Sixteen is an age of ambivalence, a time of lingering on the threshold of adulthood with one foot safely in the realm of childhood. Some of Fanning’s recent choices seem calculated to project the message that she is no longer the wise child who debuted opposite Sean Penn’s mentally disabled character in I Am Sam when she was 6. (Penn was nominated for an Oscar for his performance; Fanning was nominated for a Screen Actors Guild Award — she didn’t win, but she was the youngest person ever to receive a nomination.) One such decision, playing an Alabama adolescent who gets raped in the 2007 indie movie Hounddog, created a backlash.
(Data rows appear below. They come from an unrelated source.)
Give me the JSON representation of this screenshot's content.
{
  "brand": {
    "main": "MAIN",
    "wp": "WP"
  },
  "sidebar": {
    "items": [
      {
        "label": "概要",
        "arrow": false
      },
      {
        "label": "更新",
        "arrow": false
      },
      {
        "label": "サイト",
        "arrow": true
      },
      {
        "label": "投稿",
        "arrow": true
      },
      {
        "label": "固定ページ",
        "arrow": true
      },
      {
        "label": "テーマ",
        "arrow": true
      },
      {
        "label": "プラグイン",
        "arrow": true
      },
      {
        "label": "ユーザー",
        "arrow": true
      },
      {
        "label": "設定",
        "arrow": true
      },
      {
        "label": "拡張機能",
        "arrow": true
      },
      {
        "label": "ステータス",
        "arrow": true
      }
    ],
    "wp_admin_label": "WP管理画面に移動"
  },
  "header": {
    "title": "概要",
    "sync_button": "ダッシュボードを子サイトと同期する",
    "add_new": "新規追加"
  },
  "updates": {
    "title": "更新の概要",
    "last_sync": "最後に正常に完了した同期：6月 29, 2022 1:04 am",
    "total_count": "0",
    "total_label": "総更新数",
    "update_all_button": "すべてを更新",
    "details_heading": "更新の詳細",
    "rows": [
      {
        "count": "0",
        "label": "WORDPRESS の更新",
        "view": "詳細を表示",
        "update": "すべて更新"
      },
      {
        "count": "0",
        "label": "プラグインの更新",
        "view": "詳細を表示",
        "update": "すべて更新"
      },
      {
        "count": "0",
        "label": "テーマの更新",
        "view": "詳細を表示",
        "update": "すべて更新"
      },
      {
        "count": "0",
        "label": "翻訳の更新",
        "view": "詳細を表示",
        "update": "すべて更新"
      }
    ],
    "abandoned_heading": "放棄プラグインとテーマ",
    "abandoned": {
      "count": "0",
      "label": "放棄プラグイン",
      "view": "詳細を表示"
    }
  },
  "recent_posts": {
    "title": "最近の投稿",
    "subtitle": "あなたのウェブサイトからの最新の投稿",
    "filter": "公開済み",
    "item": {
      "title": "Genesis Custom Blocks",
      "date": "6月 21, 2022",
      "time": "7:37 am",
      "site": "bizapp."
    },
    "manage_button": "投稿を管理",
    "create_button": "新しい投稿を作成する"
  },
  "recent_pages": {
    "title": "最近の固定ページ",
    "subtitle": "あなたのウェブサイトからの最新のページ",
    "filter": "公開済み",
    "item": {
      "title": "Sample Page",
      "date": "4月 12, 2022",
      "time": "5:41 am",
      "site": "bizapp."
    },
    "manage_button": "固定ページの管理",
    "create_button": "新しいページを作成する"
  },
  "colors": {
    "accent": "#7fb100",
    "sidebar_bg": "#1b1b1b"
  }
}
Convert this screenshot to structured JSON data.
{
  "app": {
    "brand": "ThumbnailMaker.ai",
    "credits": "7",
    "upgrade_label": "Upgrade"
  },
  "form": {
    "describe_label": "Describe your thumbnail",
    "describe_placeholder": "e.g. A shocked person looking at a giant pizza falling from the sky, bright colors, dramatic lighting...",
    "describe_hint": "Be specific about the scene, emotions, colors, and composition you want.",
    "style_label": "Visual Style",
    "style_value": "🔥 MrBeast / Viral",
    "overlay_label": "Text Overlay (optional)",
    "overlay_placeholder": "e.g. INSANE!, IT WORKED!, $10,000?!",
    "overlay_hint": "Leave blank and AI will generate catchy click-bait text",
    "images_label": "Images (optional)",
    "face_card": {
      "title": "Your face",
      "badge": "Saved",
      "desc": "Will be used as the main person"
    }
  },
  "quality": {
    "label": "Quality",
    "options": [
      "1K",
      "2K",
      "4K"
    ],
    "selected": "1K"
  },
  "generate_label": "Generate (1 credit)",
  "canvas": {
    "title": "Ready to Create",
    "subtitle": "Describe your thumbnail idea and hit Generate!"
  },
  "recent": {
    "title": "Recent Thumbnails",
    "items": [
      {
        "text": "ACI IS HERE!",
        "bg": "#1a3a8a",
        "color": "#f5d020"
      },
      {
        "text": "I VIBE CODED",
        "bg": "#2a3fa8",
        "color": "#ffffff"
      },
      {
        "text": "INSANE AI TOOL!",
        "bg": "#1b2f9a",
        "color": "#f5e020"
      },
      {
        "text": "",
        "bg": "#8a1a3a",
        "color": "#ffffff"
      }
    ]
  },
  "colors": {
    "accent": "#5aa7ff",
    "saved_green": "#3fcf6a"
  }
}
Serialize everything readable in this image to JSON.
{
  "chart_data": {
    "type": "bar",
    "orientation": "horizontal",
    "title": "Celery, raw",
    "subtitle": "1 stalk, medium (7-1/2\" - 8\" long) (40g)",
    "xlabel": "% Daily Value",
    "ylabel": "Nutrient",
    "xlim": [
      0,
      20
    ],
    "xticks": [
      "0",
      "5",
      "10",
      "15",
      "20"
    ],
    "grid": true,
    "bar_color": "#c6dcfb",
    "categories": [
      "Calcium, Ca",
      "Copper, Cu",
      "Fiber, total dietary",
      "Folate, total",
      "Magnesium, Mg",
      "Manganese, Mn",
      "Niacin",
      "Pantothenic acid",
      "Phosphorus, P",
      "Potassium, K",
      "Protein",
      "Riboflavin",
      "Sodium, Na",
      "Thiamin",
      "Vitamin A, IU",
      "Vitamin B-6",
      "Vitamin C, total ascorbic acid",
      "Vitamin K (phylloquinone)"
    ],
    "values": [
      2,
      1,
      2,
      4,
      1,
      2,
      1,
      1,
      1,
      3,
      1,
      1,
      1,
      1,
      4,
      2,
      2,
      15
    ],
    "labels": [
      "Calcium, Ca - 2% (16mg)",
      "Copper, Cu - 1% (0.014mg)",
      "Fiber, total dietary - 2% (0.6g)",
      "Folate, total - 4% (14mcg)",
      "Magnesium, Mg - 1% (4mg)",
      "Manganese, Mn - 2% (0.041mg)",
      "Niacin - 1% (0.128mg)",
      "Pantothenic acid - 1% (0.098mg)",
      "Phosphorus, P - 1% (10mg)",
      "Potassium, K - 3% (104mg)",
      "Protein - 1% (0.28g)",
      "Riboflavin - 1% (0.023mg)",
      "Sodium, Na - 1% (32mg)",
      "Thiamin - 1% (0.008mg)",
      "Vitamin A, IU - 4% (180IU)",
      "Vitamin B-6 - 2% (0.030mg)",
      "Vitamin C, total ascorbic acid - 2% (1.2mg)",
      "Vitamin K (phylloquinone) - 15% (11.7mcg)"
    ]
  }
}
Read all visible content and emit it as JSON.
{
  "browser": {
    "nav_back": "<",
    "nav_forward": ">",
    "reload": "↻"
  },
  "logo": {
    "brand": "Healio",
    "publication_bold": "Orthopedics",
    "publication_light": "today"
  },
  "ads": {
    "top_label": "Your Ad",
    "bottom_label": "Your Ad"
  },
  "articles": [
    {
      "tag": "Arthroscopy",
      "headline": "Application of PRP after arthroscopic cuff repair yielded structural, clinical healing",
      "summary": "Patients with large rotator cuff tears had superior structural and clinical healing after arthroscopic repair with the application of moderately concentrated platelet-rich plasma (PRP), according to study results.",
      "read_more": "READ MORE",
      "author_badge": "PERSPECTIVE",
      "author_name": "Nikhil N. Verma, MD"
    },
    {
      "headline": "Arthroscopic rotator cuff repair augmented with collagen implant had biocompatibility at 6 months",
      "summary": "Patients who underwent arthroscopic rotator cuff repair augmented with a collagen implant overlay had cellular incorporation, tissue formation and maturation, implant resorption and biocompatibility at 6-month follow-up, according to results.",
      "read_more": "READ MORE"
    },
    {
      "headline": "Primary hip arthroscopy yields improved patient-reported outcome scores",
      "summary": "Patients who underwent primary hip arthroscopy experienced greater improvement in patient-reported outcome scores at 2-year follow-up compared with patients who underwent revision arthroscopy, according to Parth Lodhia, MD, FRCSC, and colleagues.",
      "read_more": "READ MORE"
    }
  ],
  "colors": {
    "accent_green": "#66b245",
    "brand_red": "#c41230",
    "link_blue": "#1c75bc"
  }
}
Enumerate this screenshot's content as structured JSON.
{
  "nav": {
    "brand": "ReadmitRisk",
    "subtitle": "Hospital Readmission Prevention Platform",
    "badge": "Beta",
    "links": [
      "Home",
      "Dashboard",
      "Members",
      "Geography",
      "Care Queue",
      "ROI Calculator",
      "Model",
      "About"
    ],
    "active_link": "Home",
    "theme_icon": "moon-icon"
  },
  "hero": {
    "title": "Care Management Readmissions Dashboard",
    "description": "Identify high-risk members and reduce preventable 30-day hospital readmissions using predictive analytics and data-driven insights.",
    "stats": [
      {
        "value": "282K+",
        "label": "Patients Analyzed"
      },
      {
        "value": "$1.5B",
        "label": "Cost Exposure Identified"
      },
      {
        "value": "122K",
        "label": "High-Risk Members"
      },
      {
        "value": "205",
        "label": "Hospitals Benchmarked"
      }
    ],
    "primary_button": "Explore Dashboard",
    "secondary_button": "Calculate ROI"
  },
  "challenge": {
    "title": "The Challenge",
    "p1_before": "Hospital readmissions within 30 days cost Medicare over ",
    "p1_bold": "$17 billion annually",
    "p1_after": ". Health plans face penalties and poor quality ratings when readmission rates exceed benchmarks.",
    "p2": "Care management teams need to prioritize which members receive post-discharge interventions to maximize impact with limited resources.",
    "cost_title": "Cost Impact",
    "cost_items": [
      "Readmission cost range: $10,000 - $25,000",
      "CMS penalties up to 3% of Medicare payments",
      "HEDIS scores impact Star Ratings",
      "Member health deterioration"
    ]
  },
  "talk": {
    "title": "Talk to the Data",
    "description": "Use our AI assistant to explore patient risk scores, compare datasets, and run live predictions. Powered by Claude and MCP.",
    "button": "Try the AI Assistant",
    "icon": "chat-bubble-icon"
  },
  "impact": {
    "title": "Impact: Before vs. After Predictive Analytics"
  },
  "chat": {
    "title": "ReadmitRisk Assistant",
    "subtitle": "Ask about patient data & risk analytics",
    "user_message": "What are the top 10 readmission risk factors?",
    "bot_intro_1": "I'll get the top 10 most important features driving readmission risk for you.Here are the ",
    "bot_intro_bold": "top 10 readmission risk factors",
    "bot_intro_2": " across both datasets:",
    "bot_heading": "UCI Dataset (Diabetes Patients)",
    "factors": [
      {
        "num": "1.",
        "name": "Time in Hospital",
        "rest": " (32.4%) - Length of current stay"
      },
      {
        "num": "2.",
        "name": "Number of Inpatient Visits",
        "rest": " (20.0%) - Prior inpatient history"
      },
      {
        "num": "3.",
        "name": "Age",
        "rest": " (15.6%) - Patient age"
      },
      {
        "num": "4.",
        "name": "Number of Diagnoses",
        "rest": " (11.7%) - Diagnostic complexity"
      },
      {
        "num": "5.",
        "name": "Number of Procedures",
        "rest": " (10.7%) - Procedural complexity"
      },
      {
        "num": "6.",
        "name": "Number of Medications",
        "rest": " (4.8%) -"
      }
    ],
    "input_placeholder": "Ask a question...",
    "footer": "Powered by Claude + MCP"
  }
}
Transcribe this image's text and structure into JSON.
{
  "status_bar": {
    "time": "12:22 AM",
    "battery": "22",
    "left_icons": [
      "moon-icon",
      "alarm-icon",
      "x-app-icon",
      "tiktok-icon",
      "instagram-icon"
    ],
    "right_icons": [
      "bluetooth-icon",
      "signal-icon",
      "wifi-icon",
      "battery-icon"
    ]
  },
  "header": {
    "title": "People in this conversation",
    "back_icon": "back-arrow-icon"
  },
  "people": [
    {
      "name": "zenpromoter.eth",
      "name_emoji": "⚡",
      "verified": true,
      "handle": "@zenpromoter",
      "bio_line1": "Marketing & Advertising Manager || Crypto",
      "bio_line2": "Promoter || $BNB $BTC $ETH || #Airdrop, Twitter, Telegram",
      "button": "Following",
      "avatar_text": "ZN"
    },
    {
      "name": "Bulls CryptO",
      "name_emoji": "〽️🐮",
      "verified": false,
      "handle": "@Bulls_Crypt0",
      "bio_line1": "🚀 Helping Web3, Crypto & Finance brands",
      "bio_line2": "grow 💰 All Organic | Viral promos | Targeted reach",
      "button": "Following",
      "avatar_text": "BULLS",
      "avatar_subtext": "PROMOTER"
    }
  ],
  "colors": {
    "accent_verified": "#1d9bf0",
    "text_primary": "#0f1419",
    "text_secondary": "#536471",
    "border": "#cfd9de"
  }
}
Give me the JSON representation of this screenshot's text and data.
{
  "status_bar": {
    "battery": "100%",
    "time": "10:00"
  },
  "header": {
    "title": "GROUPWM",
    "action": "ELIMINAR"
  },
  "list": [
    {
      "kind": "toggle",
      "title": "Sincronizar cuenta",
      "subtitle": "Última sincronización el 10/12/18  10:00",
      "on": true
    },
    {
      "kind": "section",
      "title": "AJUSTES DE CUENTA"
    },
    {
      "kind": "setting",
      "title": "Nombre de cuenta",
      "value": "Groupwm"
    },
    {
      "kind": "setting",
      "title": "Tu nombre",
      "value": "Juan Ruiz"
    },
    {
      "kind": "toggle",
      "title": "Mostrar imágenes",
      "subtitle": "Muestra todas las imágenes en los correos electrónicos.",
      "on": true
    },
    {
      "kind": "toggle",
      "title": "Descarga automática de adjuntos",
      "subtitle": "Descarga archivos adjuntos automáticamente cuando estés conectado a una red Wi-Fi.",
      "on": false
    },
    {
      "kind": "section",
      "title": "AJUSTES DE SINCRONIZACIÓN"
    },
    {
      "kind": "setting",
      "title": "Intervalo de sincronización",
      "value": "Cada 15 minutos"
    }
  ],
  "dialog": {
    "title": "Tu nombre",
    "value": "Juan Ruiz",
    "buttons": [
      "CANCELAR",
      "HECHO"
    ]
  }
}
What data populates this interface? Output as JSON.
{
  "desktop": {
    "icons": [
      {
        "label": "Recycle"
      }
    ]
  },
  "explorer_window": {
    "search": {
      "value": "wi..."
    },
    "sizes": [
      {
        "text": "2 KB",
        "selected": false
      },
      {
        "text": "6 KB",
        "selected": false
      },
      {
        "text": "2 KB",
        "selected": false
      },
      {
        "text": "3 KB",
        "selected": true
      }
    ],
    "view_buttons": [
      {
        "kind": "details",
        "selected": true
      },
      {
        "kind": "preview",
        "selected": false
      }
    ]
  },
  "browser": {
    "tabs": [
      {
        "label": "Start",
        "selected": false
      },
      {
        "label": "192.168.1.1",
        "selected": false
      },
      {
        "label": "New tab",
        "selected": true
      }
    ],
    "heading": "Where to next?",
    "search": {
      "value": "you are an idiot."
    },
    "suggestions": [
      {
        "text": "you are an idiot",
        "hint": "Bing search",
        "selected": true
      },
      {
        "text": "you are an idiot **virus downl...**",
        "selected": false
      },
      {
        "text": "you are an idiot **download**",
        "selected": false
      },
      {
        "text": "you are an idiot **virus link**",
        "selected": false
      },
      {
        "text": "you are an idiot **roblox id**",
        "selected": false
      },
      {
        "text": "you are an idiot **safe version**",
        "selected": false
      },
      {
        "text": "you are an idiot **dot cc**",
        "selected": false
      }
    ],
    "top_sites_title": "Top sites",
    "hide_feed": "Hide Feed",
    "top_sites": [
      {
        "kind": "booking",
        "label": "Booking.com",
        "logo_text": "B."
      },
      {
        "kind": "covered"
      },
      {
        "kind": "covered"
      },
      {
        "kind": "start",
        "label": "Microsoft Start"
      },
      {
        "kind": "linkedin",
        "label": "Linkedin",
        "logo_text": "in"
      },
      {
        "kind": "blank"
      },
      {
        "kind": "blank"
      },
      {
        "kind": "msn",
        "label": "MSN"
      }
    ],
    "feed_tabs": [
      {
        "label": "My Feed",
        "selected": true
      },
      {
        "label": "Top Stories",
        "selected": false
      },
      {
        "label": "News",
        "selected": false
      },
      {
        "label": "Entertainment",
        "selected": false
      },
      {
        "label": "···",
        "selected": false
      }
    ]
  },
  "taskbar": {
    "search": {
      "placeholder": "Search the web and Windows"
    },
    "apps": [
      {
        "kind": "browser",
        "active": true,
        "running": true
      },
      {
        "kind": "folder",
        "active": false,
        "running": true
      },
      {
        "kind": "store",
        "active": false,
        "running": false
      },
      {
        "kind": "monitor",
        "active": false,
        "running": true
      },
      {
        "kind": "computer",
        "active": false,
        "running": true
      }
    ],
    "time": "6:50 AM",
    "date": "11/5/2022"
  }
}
To her astonishment, people seemed not to be able to distinguish between the real Dakota Fanning, then 13, and her character on-screen. ”When you start out young, people get really attached to who you are at 6 years old,” Fanning says. ”I hope that The Runaways was kind of a moment to be like, ‘You know, I’m not that young little girl anymore, but I’m still not all grown up, either.’” There is a deliberate, patient rhythm to her ambition; right now she’s looking for a project to do with her sister, who’s 12 and is about to appear in Sofia Coppola’s Somewhere, due out later this year. Fanning is on the brink, and she knows it: Picture an Olympic diver bouncing three times at the edge of a springboard before she takes the leap. ”As you get older, there’s so much more that you can do in films,” she says. ”I’ve never wanted to rush that; I’ve always wanted to do what’s right for my age, but as you approach 18, a whole new world opens up to you as an actor, and I really look forward to that.”